See Through Our Eyes

What it’s like to be a LGBTQ+ POC at Bryant High.

Matthew Jones, Staff Writer

When thinking of queer or LGBTQ+ individuals on campus, most people get a certain image in their minds: A drama or theater kid or a masculine woman basketball player. These stereotypes or images combined with racial stereotypes already faced day to day by people of color (POC) can become overwhelming. Being a POC on a predominantly white campus is hard enough as it is but when people don’t fit the mold of what others see as traditionally black, brown, or other, they become an outcast.

Junior Lani Cole has been doing their hair since they were younger. Cole said, “Well, I remember in the 8th grade when this white guy was like ‘Nice afro’ and squeezed my hair. He squeezed it like I was a petting zoo. I am not a petting zoo for a person.”

Hair is a big part of the problem when it comes to micro-aggressive comments and actions.

“Last year when I straightened my hair for the first time, people were like ‘Your hair is so [much] cuter when it’s straight,’ and that made me so mad because my hair is cute when it’s like natural—just because it’s straight doesn’t mean it’s better than being natural,” Cole said.

This is just one experience of many that most POC have had due to their outward appearance not matching what people are used to. With this in mind, there are many incidents where the same stereotypes are applied when it comes to queer POC by other POC or white students. 

“To me I feel like people have this standard of what a non-binary person looks like with short hair, a buzzcut, [or] dyed hair and my hair can’t really do that,” Cole said. “It’s like a certain image that comes to your head for a non-binary person or a genderfluid person.”

These depictions can make it harder for people to believe others when they come forward about their sexuality.

“ I’ve been in relationships with girls and people are like ‘oh you don’t actually like them, you’re doing it for attention,’” Prince said. “I get that all the time because I dress feminine and so on and so forth. I think it happens to everybody but there is a stricter view on it when it comes to black people and POC.” 

Teachers are a main resource for student based activism on campus as well as our other administrators. Yet, many students take matters into their own hands without truly successful outcomes.

“You can say you’re uncomfortable and schools will be like ‘oh, I’m sorry to hear that,’ they’re not gonna do [anything] about it—you know everything costs money, if you do want to have this advocacy for this kind of stuff it costs money. Schools are more focused on football and sports with their funding so it’s hard for them to care about stuff like that,” said Prince. 

From a student’s perspective, when being told a place is “safe”, they wish to believe that. However, for many, they feel it’s the exact opposite. 

“I haven’t really seen any staff members step into anything,” Cole said. “They’re always like, ‘well this is a safe haven. I don’t feel safe at school. I’m scared to come to school some days.” 

Students have become scared to talk to their teachers about the statements made towards them. They would much rather stick to what they feel is best for their safety and their own mental health.

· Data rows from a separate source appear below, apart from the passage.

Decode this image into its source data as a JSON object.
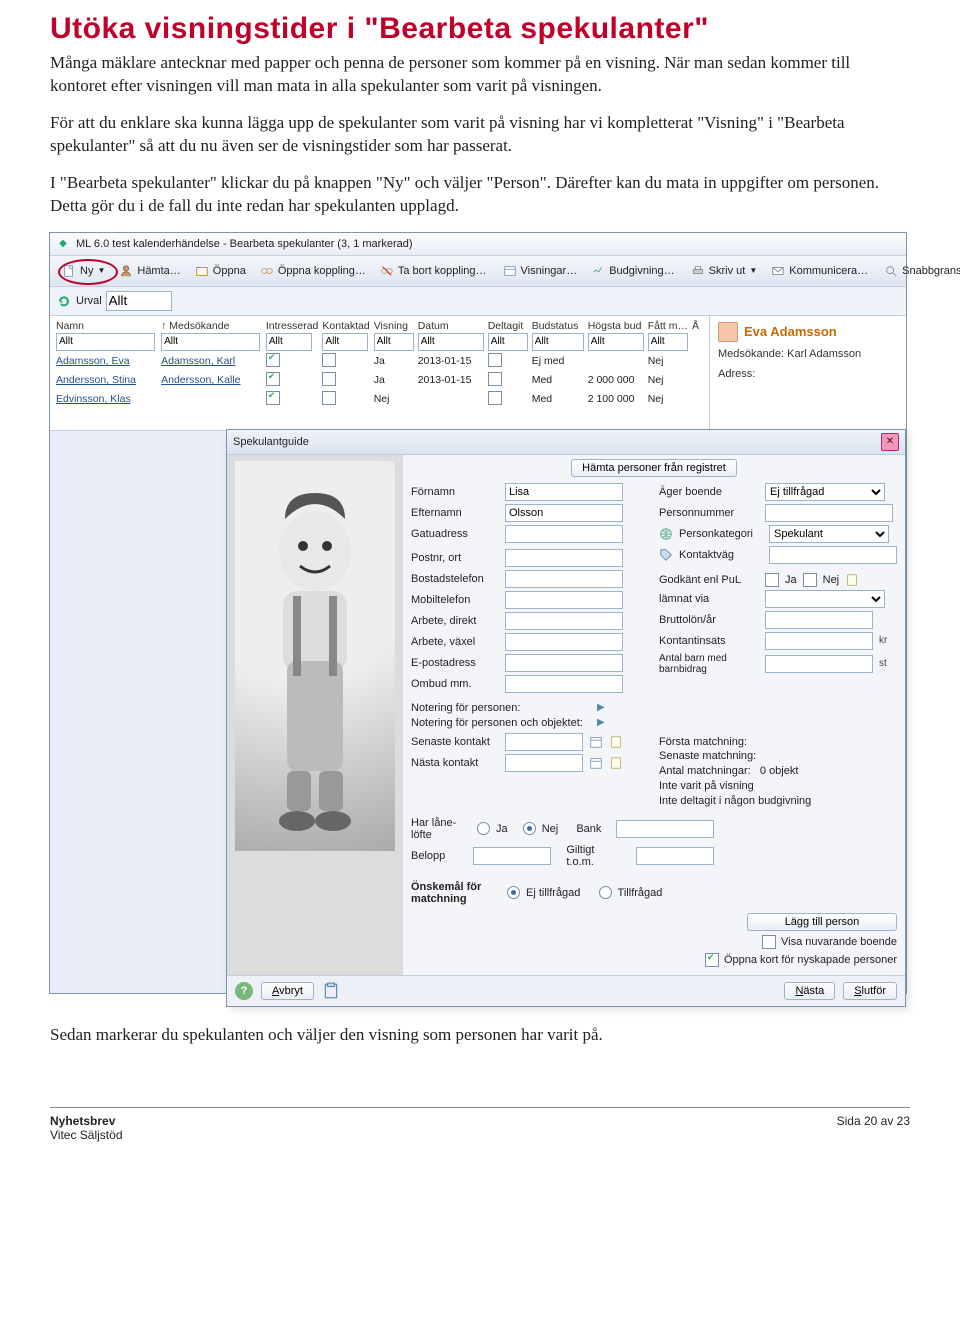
{
  "title": "Utöka visningstider i \"Bearbeta spekulanter\"",
  "para1": "Många mäklare antecknar med papper och penna de personer som kommer på en visning. När man sedan kommer till kontoret efter visningen vill man mata in alla spekulanter som varit på visningen.",
  "para2": "För att du enklare ska kunna lägga upp de spekulanter som varit på visning har vi kompletterat \"Visning\" i \"Bearbeta spekulanter\" så att du nu även ser de visningstider som har passerat.",
  "para3": "I \"Bearbeta spekulanter\" klickar du på knappen \"Ny\" och väljer \"Person\". Därefter kan du mata in uppgifter om personen. Detta gör du i de fall du inte redan har spekulanten upplagd.",
  "after": "Sedan markerar du spekulanten och väljer den visning som personen har varit på.",
  "footer": {
    "left1": "Nyhetsbrev",
    "left2": "Vitec Säljstöd",
    "right": "Sida 20 av 23"
  },
  "app": {
    "title": "ML 6.0 test kalenderhändelse - Bearbeta spekulanter (3, 1 markerad)",
    "toolbar": {
      "ny": "Ny",
      "hamta": "Hämta…",
      "oppna": "Öppna",
      "oppnakopp": "Öppna koppling…",
      "tabort": "Ta bort koppling…",
      "visningar": "Visningar…",
      "budgivning": "Budgivning…",
      "skrivut": "Skriv ut",
      "kommunicera": "Kommunicera…",
      "snabb": "Snabbgrans"
    },
    "urval": {
      "label": "Urval",
      "value": "Allt"
    },
    "columns": [
      "Namn",
      "Medsökande",
      "Intresserad",
      "Kontaktad",
      "Visning",
      "Datum",
      "Deltagit",
      "Budstatus",
      "Högsta bud",
      "Fått m…"
    ],
    "filter": "Allt",
    "rows": [
      {
        "namn": "Adamsson, Eva",
        "med": "Adamsson, Karl",
        "intr": true,
        "kont": false,
        "vis": "Ja",
        "datum": "2013-01-15",
        "delt": false,
        "bud": "Ej med",
        "hog": "",
        "fat": "Nej"
      },
      {
        "namn": "Andersson, Stina",
        "med": "Andersson, Kalle",
        "intr": true,
        "kont": false,
        "vis": "Ja",
        "datum": "2013-01-15",
        "delt": false,
        "bud": "Med",
        "hog": "2 000 000",
        "fat": "Nej"
      },
      {
        "namn": "Edvinsson, Klas",
        "med": "",
        "intr": true,
        "kont": false,
        "vis": "Nej",
        "datum": "",
        "delt": false,
        "bud": "Med",
        "hog": "2 100 000",
        "fat": "Nej"
      }
    ],
    "side": {
      "broker": "Eva Adamsson",
      "medsok_label": "Medsökande:",
      "medsok_val": "Karl Adamsson",
      "adress_label": "Adress:"
    }
  },
  "dlg": {
    "title": "Spekulantguide",
    "regbtn": "Hämta personer från registret",
    "labels": {
      "fornamn": "Förnamn",
      "efternamn": "Efternamn",
      "gatu": "Gatuadress",
      "postnr": "Postnr, ort",
      "bostad": "Bostadstelefon",
      "mobil": "Mobiltelefon",
      "arbdir": "Arbete, direkt",
      "arbvax": "Arbete, växel",
      "epost": "E-postadress",
      "ombud": "Ombud mm.",
      "notpers": "Notering för personen:",
      "notobj": "Notering för personen och objektet:",
      "senkont": "Senaste kontakt",
      "nastkont": "Nästa kontakt",
      "lanelofte": "Har låne- löfte",
      "belopp": "Belopp",
      "bank": "Bank",
      "giltig": "Giltigt t.o.m.",
      "onsk": "Önskemål för matchning",
      "ager": "Äger boende",
      "personnr": "Personnummer",
      "pkat": "Personkategori",
      "kontaktvag": "Kontaktväg",
      "godkant": "Godkänt enl PuL",
      "lamnat": "lämnat via",
      "brutto": "Bruttolön/år",
      "kontant": "Kontantinsats",
      "antalbarn": "Antal barn med barnbidrag"
    },
    "vals": {
      "fornamn": "Lisa",
      "efternamn": "Olsson",
      "ager": "Ej tillfrågad",
      "pkat": "Spekulant",
      "ja": "Ja",
      "nej": "Nej"
    },
    "match": {
      "l1": "Första matchning:",
      "l2": "Senaste matchning:",
      "l3": "Antal matchningar:",
      "l3v": "0 objekt",
      "l4": "Inte varit på visning",
      "l5": "Inte deltagit i någon budgivning"
    },
    "onsk_opts": {
      "ej": "Ej tillfrågad",
      "till": "Tillfrågad"
    },
    "right": {
      "lagg": "Lägg till person",
      "visa": "Visa nuvarande boende",
      "oppna": "Öppna kort för nyskapade personer"
    },
    "units": {
      "kr": "kr",
      "st": "st"
    },
    "footer": {
      "avbryt": "Avbryt",
      "nasta": "Nästa",
      "slutfor": "Slutför"
    }
  }
}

“I only hang out with black people. That’s who I feel safe with. Because [with] people of color there’s still racism between those relationships, I think that’s something people don’t understand as well,” Prince said. “[…] Oh my god. We’re in Bryant, Arkansas, we’re in the south […] I’ve had situations where I do not feel safe. It’s not an assumption, I’ve been through it. It’s not exclusion, it’s a safety protocol.” 

Some students don’t go to their teachers because their teachers are a part of the problem. Junior Destiny Mbuthia was faced with a situation where her teacher disregarded a student who was bullied. The teacher then allegedly wrote the victim up for standing up for himself and yelling at the bully in question. 

Regardless of all the challenges faced on campus, Bryant’s LGBTQ+ POC students continue to fight on by being their authentic selves without being apologetic.

Mbuthia said, “Being gay is like being straight, it should be normal… it doesn’t matter and it shouldn’t [have to constantly] apply to who I am.”